Retrospective classic: Mad Sad Glad

Mad Sad Glad is a classic exercise that you can use in your agile retrospectives. It helps teams to look for things that make them happy, sad, or drive them mad, and to decide how they want to address these things working together as a team.

The Mad Sad Glad retrospective is described in the book Agile Retrospectives: Making good teams great; a book by Esther Derby and Diana Larsen which I highly recommend to read.

Doing a Mad Sad Glad retrospective

Create three flip over pages and label them with Mad, Sad, and Glad.

Handout sticky notes to the everyone and ask them to reflect on the past iteration and think about things that:

  • drive them mad: Problems, time wasters, unwanted surprises, etc.
  • make them feel sad: Issues between team members, things that didn’t go well, etc.
  • they are glad of: Successes, things achieved, anything that puts a smile on their face.

Attendees should write one issue per sticky note and label the note with Mad, Sad, or Glad.

Next, they put the sticky notes on the corresponding flip over. I usually make a quick pass over the notes just to check if all team members understand what is meant.

As a facilitator, you invite team members to discuss the things they wrote down on the sticky notes and ask them to explain why they feel this way.

After some discussion, bring the team towards agreement on the major issue(s) that they want to address in their next iteration and think about the actions that will help them to do that.

My experiences with the Mad Sad Glad exercise

Over the years I’ve done many Mad Sad Glad retrospectives with teams. The words hint people to think about how they feel, which makes retrospectives more personal and increases involvement of team members. People can react from their emotions, which is something to be aware of when you are facilitating a Mad Sad Glad retrospective.

I also use Mad Sad Glad in timeline retrospectives, where teams dive into how the team atmosphere has developed over time. Discussing team low and highlights has often turned out to be very valuable; this is a great exercise to make things visible and have an open and honest discussion in the team.

It’s an exercise that’s easy to learn and do. Everyone recognizes the smileys, my experience is that attendees start writing immediately when you draw the images. Don’t use the words, visualizing it with smiley faces works much better.

I also often use the Mad Sad Glad exercise on my feedback door when I’m doing a workshop. Attendees will share how they feel about my workshop on the way out for a coffee or lunch break; it gives me feedback that I use during the day to deliver maximum value to my course attendees.
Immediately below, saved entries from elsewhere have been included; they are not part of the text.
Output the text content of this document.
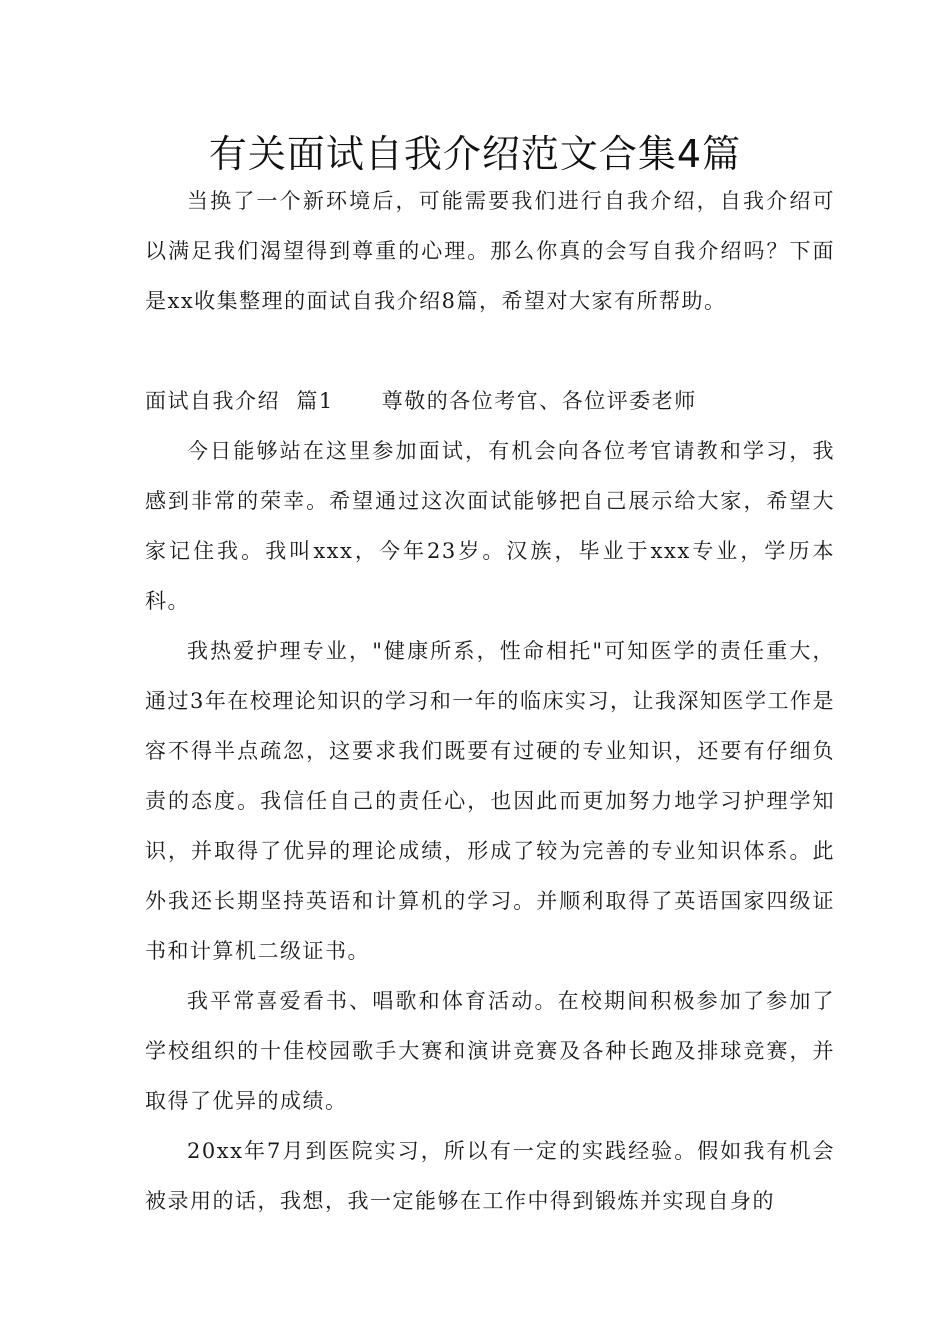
有关面试自我介绍范文合集4篇

当换了一个新环境后，可能需要我们进行自我介绍，自我介绍可以满足我们渴望得到尊重的心理。那么你真的会写自我介绍吗？下面是xx收集整理的面试自我介绍8篇，希望对大家有所帮助。

面试自我介绍  篇1 尊敬的各位考官、各位评委老师

今日能够站在这里参加面试，有机会向各位考官请教和学习，我感到非常的荣幸。希望通过这次面试能够把自己展示给大家，希望大家记住我。我叫xxx，今年23岁。汉族，毕业于xxx专业，学历本科。

我热爱护理专业，"健康所系，性命相托"可知医学的责任重大，通过3年在校理论知识的学习和一年的临床实习，让我深知医学工作是容不得半点疏忽，这要求我们既要有过硬的专业知识，还要有仔细负责的态度。我信任自己的责任心，也因此而更加努力地学习护理学知识，并取得了优异的理论成绩，形成了较为完善的专业知识体系。此外我还长期坚持英语和计算机的学习。并顺利取得了英语国家四级证书和计算机二级证书。

我平常喜爱看书、唱歌和体育活动。在校期间积极参加了参加了学校组织的十佳校园歌手大赛和演讲竞赛及各种长跑及排球竞赛，并取得了优异的成绩。

20xx年7月到医院实习，所以有一定的实践经验。假如我有机会被录用的话，我想，我一定能够在工作中得到锻炼并实现自身的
As any retrospective exercise, this one needs a safe environment. Even more, because you want to get insight into how people feel. You can use the Prime Directive to remind the team that the aim is to learn and not to blame each other.

You can do this exercise with remote or distributed retrospectives, but make sure to have a video connection so that people can see each other and observe any non-verbal behavior.

The retrospective exercises toolbox

The Mad Sad Glad is listed on the Retrospective Exercises Toolbox, a collection of exercises that you can use to do valuable agile retrospectives.

This technique is also offered by Retrium as one of the possible ways to do a retrospective in remote/distributed teams.

Which (classic) exercises do you use in your agile retrospective?


Ben Linders

I help organizations with effective software development and management practices. Active member of several networks on Agile, Lean and Quality, and a frequent speaker and writer.

This Post Has 2 Comments

  1. Zoltán Ludányi

    In order to keep emotions under control, you may help the parties in using assertive communication. Even if they formulate an offensive statement (without meaning to be offesive), you may help them reformulate it into the usual 3/4 step assertive message.

    1. Ben Linders

      Nice remark Zoltán, thank you for bringing this up!

      This is also why facilitation skills are so important in agile retrospectives. An experienced facilitator will recognize any communication which might offend people and then assist in rephrasing it to keep a positive atmosphere.